5. Progress toward exchange-rate unification and current account convertibility are important and welcome steps. The enactment of a new foreign-exchange law would send a strong signal about the irreversibility of these reforms and the authorities' commitment to re-entry into the global economy. The new legislation should abrogate the existing complex set of foreign exchange laws and regulations and enshrine full current account convertibility, a unified exchange rate, and repatriation of profits from Foreign Direct Investment (FDI). In the current context, the Central Bank is encouraged to ensure a consistent implementation of a managed float within a tight trading range. Such a regime strikes the right balance between the need to continue to use the exchange rate as the main nominal anchor while allowing some flexibility. In the future, greater flexibility will facilitate adjustment to the likely changes in the equilibrium real exchange rate arising from the ongoing depletion of oil reserves, trade liberalization, and the transition to a market economy.
6. To maintain external stability over the medium term, Syria needs to continue with strong fiscal adjustment, accelerate structural reforms, and allow greater exchange rate flexibility.

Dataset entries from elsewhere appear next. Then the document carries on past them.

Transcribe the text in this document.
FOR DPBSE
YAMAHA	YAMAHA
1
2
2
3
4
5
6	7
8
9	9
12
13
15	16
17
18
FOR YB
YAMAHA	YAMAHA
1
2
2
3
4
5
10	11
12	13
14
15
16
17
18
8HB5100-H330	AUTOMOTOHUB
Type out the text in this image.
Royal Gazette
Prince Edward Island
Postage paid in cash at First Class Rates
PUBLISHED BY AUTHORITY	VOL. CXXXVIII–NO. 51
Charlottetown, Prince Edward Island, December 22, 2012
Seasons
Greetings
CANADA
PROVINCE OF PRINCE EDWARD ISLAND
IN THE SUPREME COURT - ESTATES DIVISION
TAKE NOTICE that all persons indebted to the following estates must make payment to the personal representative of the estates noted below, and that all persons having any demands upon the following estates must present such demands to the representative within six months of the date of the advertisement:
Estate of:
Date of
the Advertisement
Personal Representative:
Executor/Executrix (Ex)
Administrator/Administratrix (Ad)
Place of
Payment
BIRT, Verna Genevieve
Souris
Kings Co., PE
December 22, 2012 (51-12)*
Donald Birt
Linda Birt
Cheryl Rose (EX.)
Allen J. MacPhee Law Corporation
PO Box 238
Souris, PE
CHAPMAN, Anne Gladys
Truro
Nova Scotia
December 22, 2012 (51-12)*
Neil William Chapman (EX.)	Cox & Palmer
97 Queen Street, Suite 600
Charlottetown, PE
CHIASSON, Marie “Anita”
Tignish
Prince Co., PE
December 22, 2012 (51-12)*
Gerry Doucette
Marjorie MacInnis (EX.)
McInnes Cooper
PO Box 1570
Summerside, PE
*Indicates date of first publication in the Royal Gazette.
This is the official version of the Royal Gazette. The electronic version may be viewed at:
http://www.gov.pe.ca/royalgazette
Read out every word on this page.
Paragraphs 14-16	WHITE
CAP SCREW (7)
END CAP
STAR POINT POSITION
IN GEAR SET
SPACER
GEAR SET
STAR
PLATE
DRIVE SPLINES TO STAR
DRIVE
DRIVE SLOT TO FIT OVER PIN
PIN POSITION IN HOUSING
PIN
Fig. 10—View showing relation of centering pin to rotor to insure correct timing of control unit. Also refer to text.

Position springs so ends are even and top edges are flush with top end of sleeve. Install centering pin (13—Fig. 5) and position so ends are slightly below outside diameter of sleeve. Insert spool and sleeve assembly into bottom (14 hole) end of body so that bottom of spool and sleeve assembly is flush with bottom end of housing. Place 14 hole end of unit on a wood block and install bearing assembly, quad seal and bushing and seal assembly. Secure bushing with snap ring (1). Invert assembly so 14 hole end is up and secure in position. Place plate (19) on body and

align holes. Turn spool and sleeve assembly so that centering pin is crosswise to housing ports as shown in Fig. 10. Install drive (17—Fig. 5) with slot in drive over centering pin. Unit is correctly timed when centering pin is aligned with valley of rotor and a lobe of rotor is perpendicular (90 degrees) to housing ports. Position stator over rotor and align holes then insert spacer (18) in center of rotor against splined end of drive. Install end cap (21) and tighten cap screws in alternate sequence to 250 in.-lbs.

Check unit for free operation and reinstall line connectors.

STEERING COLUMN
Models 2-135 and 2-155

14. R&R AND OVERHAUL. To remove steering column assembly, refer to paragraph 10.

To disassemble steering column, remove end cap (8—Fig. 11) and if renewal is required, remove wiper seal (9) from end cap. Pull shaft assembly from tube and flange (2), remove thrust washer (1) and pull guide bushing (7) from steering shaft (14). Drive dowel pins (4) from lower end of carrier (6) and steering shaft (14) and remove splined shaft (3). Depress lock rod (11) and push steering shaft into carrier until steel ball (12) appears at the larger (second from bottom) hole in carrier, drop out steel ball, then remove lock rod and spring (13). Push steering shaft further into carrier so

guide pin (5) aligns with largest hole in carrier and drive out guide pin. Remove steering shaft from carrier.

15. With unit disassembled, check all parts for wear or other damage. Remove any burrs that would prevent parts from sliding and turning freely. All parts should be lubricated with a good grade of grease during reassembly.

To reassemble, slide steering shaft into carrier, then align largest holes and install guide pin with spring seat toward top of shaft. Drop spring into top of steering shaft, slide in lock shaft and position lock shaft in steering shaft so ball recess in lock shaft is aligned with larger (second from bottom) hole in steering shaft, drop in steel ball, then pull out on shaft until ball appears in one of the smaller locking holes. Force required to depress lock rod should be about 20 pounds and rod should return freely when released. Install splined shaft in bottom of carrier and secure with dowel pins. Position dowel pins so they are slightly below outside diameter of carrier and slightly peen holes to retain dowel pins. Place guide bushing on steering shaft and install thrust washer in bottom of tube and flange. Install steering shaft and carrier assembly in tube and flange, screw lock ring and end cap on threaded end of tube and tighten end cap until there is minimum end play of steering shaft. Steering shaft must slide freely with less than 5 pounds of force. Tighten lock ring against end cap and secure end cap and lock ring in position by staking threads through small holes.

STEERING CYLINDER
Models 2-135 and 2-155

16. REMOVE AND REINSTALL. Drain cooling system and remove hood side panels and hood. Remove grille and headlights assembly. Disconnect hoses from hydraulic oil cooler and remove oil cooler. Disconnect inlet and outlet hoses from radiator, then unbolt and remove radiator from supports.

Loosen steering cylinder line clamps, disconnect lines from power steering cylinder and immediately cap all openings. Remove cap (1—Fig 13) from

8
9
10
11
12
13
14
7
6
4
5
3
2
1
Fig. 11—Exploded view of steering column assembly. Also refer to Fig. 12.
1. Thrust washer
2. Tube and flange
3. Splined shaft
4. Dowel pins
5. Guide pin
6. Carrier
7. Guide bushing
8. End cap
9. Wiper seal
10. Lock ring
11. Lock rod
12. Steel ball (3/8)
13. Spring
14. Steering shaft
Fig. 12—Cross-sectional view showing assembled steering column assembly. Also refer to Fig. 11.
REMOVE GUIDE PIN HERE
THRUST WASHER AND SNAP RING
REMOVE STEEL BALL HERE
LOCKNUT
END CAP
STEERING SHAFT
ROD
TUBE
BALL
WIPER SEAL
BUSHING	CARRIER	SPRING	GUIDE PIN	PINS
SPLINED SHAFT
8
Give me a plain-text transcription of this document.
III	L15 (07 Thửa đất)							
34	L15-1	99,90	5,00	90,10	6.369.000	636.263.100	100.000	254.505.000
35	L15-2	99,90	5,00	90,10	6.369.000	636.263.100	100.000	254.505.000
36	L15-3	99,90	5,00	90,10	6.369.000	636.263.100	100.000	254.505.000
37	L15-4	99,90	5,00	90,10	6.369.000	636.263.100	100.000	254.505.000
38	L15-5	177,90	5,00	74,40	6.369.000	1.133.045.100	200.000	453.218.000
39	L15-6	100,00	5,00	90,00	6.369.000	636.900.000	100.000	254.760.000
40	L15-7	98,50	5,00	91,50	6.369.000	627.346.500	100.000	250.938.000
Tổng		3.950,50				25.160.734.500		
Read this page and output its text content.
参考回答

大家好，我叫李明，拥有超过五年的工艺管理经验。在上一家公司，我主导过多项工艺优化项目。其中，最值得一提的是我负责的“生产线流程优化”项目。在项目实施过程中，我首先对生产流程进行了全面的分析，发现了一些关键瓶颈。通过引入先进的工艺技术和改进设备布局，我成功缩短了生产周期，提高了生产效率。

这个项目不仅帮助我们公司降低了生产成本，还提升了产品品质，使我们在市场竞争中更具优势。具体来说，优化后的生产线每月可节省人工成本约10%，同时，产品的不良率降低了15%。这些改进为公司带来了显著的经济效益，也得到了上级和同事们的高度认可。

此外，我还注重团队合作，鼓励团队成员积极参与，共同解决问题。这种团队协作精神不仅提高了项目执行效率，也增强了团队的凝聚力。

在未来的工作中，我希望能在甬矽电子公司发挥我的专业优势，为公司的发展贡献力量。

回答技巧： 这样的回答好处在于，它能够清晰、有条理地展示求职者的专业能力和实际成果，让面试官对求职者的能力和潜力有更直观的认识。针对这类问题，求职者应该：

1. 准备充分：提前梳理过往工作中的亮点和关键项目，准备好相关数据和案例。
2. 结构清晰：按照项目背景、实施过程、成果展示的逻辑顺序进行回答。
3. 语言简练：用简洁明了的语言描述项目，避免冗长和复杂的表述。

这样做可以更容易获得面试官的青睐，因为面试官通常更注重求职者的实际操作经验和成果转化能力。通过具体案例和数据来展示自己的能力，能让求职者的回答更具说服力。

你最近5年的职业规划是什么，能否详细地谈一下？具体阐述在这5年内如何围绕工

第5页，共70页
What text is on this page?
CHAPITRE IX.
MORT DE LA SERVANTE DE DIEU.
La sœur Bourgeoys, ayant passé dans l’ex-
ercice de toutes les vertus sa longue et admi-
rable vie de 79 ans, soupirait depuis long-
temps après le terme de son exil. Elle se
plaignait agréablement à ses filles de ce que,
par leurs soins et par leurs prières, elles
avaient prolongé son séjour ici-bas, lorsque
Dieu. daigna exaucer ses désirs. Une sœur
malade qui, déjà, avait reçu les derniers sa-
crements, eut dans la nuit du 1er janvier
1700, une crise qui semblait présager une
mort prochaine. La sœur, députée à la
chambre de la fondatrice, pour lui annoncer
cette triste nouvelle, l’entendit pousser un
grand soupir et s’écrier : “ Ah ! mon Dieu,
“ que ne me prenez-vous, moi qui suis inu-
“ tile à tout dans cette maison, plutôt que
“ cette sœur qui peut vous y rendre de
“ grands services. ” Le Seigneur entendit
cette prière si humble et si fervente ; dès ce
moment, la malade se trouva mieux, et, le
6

Although it is difficult to come to a definitive conclusion in the absence of adequate data, there are no indications that the exchange rate is significantly misaligned. This seems to be confirmed by the strong performance of non-oil exports, and the lack of protracted loss of international reserves or unsustainable official or quasi-official borrowing. Nonetheless, the staff believes that the impact of the recent real appreciation on external competitiveness should continue to be monitored carefully, particularly in light of the depletion of oil reserves, and the large uncertainties about the level of the current account deficit and the sources of its financing. Looking ahead, priority should be given to improving the statistics to
provide a basis for developing indicators to assess exchange rate misalignment.
7. The new monetary/exchange rate policy framework needs to be supported by the prompt introduction of market-based instruments of monetary control. This is important to enhance monetary management, facilitate interest rate liberalization, alleviate the costs on banks of managing Syrian pound liquidity, and pave the way toward greater exchange rate flexibility in the medium term. The authorities are encouraged to move swiftly on the much delayed agenda of launching a government securities market and improving public debt management.
8. The rapid take-off of private banking, although promising, illustrates potential pitfalls in the sequencing of reforms. In this regard, it is essential that the strengthening of the regulatory and supervisory capacity keeps pace with financial liberalization. Vigorous action is required to restructure the state banks to stem the accumulation of additional nonperforming loans and encourage greater competition.
Moreover, quick progress in developing market-based instruments of monetary control is also needed to reduce excessive risk taking and discourage dollarization. The central bank should also play a catalytic role in setting up a credit registry.